Мимолетный нюанс в устройстве Вселенной, Шорох открыл глаза изменчивого цвета зеленовато-синего, шелестящего плеска волн, сползающих по рифленым бокам прибрежных камней (хотя в те стародавние времена не было еще ни волн, ни камней, такими, какими мы их себе представляем) и прислушался...
Вселенная звучала. Витиевато. Резко. Гулко. Хищно. Вселенная звучала... Вселенная молчала. Глухо. Стесняясь. Зажато. И не было меж этим ни граней, ни переливов, и тогда Шорох впервые улыбнулся, предчувствуя работу. И не знала мечущаяся Вселенная о народившейся, еще одной своей частице.
Шорох рос.
Подвижный, хотя подчас и задумчивый ребенок он любил играть с нарождающимся миром. Младенцем он играл с гранями волн, дожидаясь, когда они с нечеловеческой силой разобьются о камни, и ослабевших, беспомощных утаскивал звуком в пучины моря. Ловил за листья ветви деревьев, кружил, пугал, спасал и губил зверей и птиц, что тоже вскоре пришли в этот мир. Спустя всего пару дней творения, если верить одним, спустя всего пару миллиардов лет развития, если верить другим.

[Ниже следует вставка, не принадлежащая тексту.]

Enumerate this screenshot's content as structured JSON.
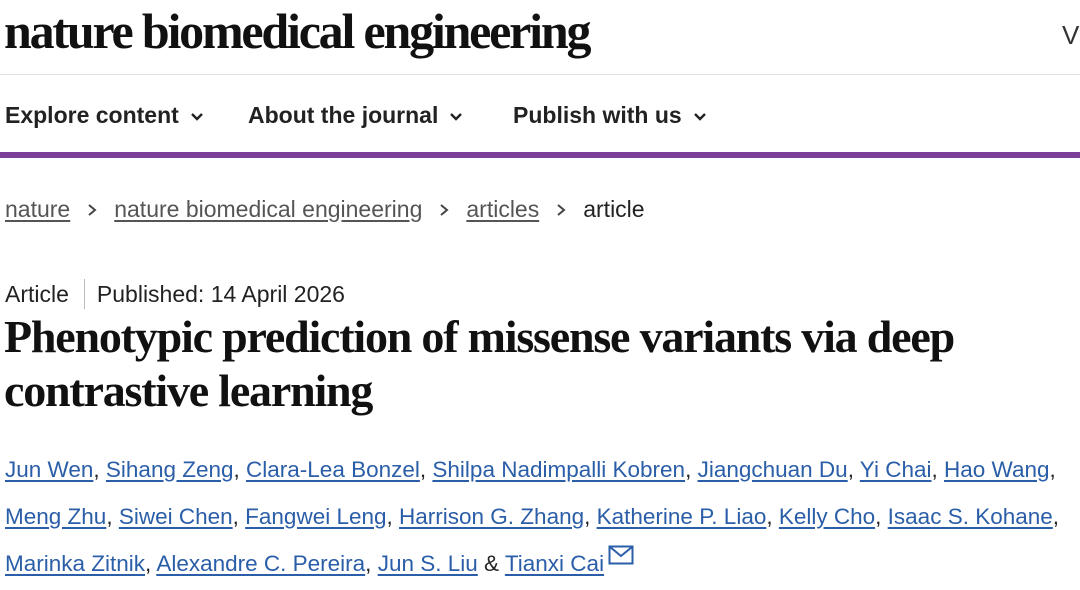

Подросший Шорох любил вкрадываться в комнаты к людям, забравшись в подкладку широких нижних юбок. И прятаться под подошвами случайных ночных прохожих. Завораживать поэтов и вспугивать влюбленных. Подставлять крыло вампирам, и заигрывать с наивными нимфами. Обманывать и манить. У него вообще было довольно саркастическое чувство юмора. Возмужавший Шорох, как это свойственно юности влюблялся. И не раз. Его увлечения становились все более... страстными. Главной его пассией был Тишина. Эта слегка надменная, холодная леди вечно отвергала его ухаживания. А Шорох все заигрывал с ней, подтрунивал, улыбался, раздражал, прерывал, даже подчеркивал. Тишина находила его несносным. Порой она находила его неподражаемым. Но неугомонный Шорох все несся переливами, еле заметный, еле ощутимый... как ветер.

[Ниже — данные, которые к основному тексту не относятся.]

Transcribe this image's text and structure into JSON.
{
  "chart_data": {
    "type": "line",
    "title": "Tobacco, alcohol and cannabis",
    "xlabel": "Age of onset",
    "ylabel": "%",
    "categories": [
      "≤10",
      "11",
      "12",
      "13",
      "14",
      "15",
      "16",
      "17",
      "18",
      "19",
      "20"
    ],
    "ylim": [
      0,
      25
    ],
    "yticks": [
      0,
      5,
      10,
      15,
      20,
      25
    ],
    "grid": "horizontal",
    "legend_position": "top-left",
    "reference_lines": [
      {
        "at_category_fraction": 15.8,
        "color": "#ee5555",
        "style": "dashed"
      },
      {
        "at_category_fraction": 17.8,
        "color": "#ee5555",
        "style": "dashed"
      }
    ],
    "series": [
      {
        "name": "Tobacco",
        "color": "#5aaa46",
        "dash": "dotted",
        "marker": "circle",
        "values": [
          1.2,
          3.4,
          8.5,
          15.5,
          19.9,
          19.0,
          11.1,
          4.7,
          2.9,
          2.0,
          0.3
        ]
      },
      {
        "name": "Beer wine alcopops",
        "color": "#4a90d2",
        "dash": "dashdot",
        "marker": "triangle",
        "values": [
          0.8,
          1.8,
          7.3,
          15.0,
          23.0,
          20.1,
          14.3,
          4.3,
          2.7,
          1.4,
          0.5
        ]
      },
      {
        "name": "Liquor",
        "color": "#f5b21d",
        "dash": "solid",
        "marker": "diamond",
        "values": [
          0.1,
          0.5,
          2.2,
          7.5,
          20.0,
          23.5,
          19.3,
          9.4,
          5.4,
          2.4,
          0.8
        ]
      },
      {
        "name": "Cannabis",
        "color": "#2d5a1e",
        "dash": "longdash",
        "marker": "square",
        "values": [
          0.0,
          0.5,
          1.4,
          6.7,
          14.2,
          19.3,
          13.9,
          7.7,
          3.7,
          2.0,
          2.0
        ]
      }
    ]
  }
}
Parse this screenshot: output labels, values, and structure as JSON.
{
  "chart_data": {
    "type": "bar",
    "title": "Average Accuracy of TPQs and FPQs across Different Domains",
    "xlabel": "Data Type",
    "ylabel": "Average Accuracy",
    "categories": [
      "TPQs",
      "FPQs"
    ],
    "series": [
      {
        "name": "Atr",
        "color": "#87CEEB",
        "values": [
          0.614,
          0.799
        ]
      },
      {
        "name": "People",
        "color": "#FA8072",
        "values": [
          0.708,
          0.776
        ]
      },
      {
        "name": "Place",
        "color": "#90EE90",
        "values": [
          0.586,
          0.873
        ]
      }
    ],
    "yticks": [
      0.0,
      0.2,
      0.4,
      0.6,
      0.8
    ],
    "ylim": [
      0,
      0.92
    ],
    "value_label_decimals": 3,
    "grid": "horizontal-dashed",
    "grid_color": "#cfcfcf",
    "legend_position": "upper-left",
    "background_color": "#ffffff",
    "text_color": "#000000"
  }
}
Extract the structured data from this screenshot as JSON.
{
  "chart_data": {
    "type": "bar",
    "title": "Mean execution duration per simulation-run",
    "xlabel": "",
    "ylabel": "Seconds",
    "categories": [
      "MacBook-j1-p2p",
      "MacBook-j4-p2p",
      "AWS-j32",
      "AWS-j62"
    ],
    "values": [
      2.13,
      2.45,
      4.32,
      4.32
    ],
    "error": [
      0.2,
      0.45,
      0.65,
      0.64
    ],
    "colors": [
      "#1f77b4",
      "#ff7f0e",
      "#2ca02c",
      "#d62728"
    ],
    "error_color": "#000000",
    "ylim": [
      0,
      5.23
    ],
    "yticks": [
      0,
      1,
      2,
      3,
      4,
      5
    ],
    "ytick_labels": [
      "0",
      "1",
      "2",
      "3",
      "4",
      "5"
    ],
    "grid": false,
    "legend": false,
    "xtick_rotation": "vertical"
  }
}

Когда пришла зрелость, детская влюбленность в недоступную Тишину перестала трогать его. О нет, он по прежнему не упускал случая подпустить пару колких ироничных реплик, но то была лишь дань этикету. Светскость.
Безгранично ничей, безгранично свободный, порой он останавливался, затихая даже для самого себя, и прислушивался к миру. Ожидая, томясь. Чем? Он не знал.

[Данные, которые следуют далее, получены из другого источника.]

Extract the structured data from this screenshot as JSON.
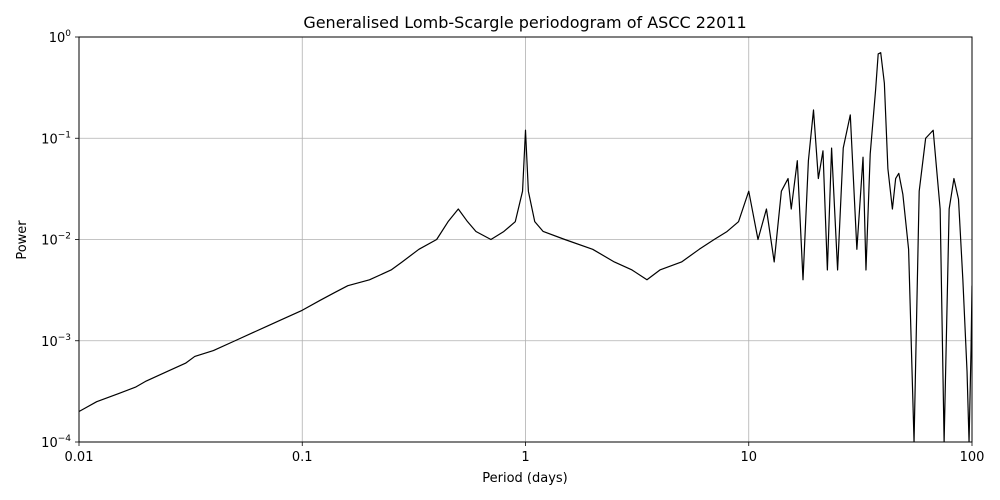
{
  "chart_data": {
    "type": "line",
    "title": "Generalised Lomb-Scargle periodogram of ASCC 22011",
    "xlabel": "Period (days)",
    "ylabel": "Power",
    "xscale": "log",
    "yscale": "log",
    "xlim": [
      0.01,
      100
    ],
    "ylim": [
      0.0001,
      1
    ],
    "grid": "major",
    "line_color": "#000000",
    "x_ticks": [
      {
        "value": 0.01,
        "label": "0.01"
      },
      {
        "value": 0.1,
        "label": "0.1"
      },
      {
        "value": 1,
        "label": "1"
      },
      {
        "value": 10,
        "label": "10"
      },
      {
        "value": 100,
        "label": "100"
      }
    ],
    "y_ticks": [
      {
        "value": 0.0001,
        "base": "10",
        "exp": "−4"
      },
      {
        "value": 0.001,
        "base": "10",
        "exp": "−3"
      },
      {
        "value": 0.01,
        "base": "10",
        "exp": "−2"
      },
      {
        "value": 0.1,
        "base": "10",
        "exp": "−1"
      },
      {
        "value": 1,
        "base": "10",
        "exp": "0"
      }
    ],
    "series": [
      {
        "x": [
          0.01,
          0.012,
          0.015,
          0.018,
          0.02,
          0.025,
          0.03,
          0.033,
          0.04,
          0.05,
          0.06,
          0.07,
          0.08,
          0.1,
          0.12,
          0.14,
          0.16,
          0.2,
          0.25,
          0.28,
          0.333,
          0.4,
          0.45,
          0.5,
          0.55,
          0.6,
          0.7,
          0.8,
          0.9,
          0.97,
          1.0,
          1.03,
          1.1,
          1.2,
          1.5,
          2.0,
          2.5,
          3.0,
          3.5,
          4.0,
          5.0,
          6.0,
          7.0,
          8.0,
          9.0,
          10.0,
          11.0,
          12.0,
          13.0,
          14.0,
          15.0,
          15.5,
          16.5,
          17.5,
          18.5,
          19.5,
          20.5,
          21.5,
          22.5,
          23.5,
          25.0,
          26.5,
          28.5,
          30.5,
          32.5,
          33.5,
          35.0,
          37.0,
          38.0,
          39.0,
          40.5,
          42.0,
          44.0,
          45.5,
          47.0,
          49.0,
          52.0,
          55.0,
          58.0,
          62.0,
          67.0,
          72.0,
          75.0,
          79.0,
          83.0,
          87.0,
          91.0,
          95.0,
          97.0,
          99.0,
          100.0
        ],
        "y": [
          0.0002,
          0.00025,
          0.0003,
          0.00035,
          0.0004,
          0.0005,
          0.0006,
          0.0007,
          0.0008,
          0.001,
          0.0012,
          0.0014,
          0.0016,
          0.002,
          0.0025,
          0.003,
          0.0035,
          0.004,
          0.005,
          0.006,
          0.008,
          0.01,
          0.015,
          0.02,
          0.015,
          0.012,
          0.01,
          0.012,
          0.015,
          0.03,
          0.12,
          0.03,
          0.015,
          0.012,
          0.01,
          0.008,
          0.006,
          0.005,
          0.004,
          0.005,
          0.006,
          0.008,
          0.01,
          0.012,
          0.015,
          0.03,
          0.01,
          0.02,
          0.006,
          0.03,
          0.04,
          0.02,
          0.06,
          0.004,
          0.06,
          0.19,
          0.04,
          0.075,
          0.005,
          0.08,
          0.005,
          0.08,
          0.17,
          0.008,
          0.065,
          0.005,
          0.07,
          0.3,
          0.68,
          0.7,
          0.35,
          0.05,
          0.02,
          0.04,
          0.045,
          0.028,
          0.008,
          0.0001,
          0.03,
          0.1,
          0.12,
          0.02,
          0.0001,
          0.02,
          0.04,
          0.025,
          0.004,
          0.0005,
          0.0001,
          0.0008,
          0.0035
        ]
      }
    ]
  }
}
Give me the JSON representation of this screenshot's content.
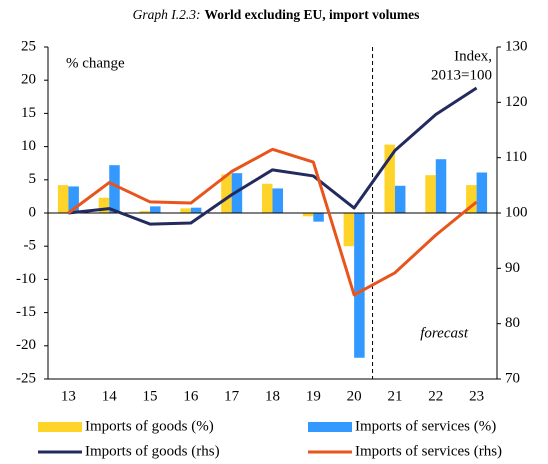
{
  "chart_data": {
    "type": "combo",
    "title_label": "Graph I.2.3:",
    "title": "World excluding EU, import volumes",
    "y_label": "% change",
    "y2_label": [
      "Index,",
      "2013=100"
    ],
    "annotation": "forecast",
    "categories": [
      "13",
      "14",
      "15",
      "16",
      "17",
      "18",
      "19",
      "20",
      "21",
      "22",
      "23"
    ],
    "series": [
      {
        "name": "Imports of goods (%)",
        "type": "bar",
        "color": "#ffd42a",
        "values": [
          4.2,
          2.3,
          0.3,
          0.7,
          5.8,
          4.4,
          -0.5,
          -5.0,
          10.3,
          5.7,
          4.2
        ]
      },
      {
        "name": "Imports of services (%)",
        "type": "bar",
        "color": "#3399ff",
        "values": [
          4.0,
          7.2,
          1.0,
          0.8,
          6.0,
          3.7,
          -1.3,
          -21.8,
          4.1,
          8.1,
          6.1
        ]
      },
      {
        "name": "Imports of goods (rhs)",
        "type": "line",
        "axis": "y2",
        "color": "#232b5e",
        "values": [
          100,
          100.8,
          98,
          98.2,
          103.3,
          107.8,
          106.7,
          100.9,
          111.3,
          117.8,
          122.6
        ]
      },
      {
        "name": "Imports of services (rhs)",
        "type": "line",
        "axis": "y2",
        "color": "#e8541c",
        "values": [
          100,
          105.5,
          102,
          101.8,
          107.5,
          111.5,
          109.2,
          85.2,
          89.2,
          96,
          102
        ]
      }
    ],
    "ylim": [
      -25,
      25
    ],
    "yticks": [
      -25,
      -20,
      -15,
      -10,
      -5,
      0,
      5,
      10,
      15,
      20,
      25
    ],
    "y2lim": [
      70,
      130
    ],
    "y2ticks": [
      70,
      80,
      90,
      100,
      110,
      120,
      130
    ]
  }
}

И однажды, несясь на крыльях нежданно-негаданно завернувшего откуда-то ветра. Шорох заметил на самом краю видимости своего звукового мира нечто столь схожее его душе. Что-то плавное, струящееся, но в тоже время стремительное. Ореол золотисто-оранжевого прохладного огня, пронизываемый яркими, искрящимися лучиками теплого солнца, которого признаться, Шорох раньше почти и не замечал. Неясные дуновения предчувствий, эмоций тонко сплетенные с ощущением мелодичной меланхолии, той музыкой, что так часто играла в его сердце, той, которую он рвал нещадно, желая рассеять куртуазными заигрываниями с Тишиной. Женственное... Желанное... Некосаемое...
Шорох застыл прислушиваясь... Шорох весь ушел в слух.
- Что это? - Впервые за очень, очень много чувств спросил Шорох у матери Вселенной.
- Это Осень, Шуршастик. Это Осень... - Подсказала та, чуть звеня, ему на ухо.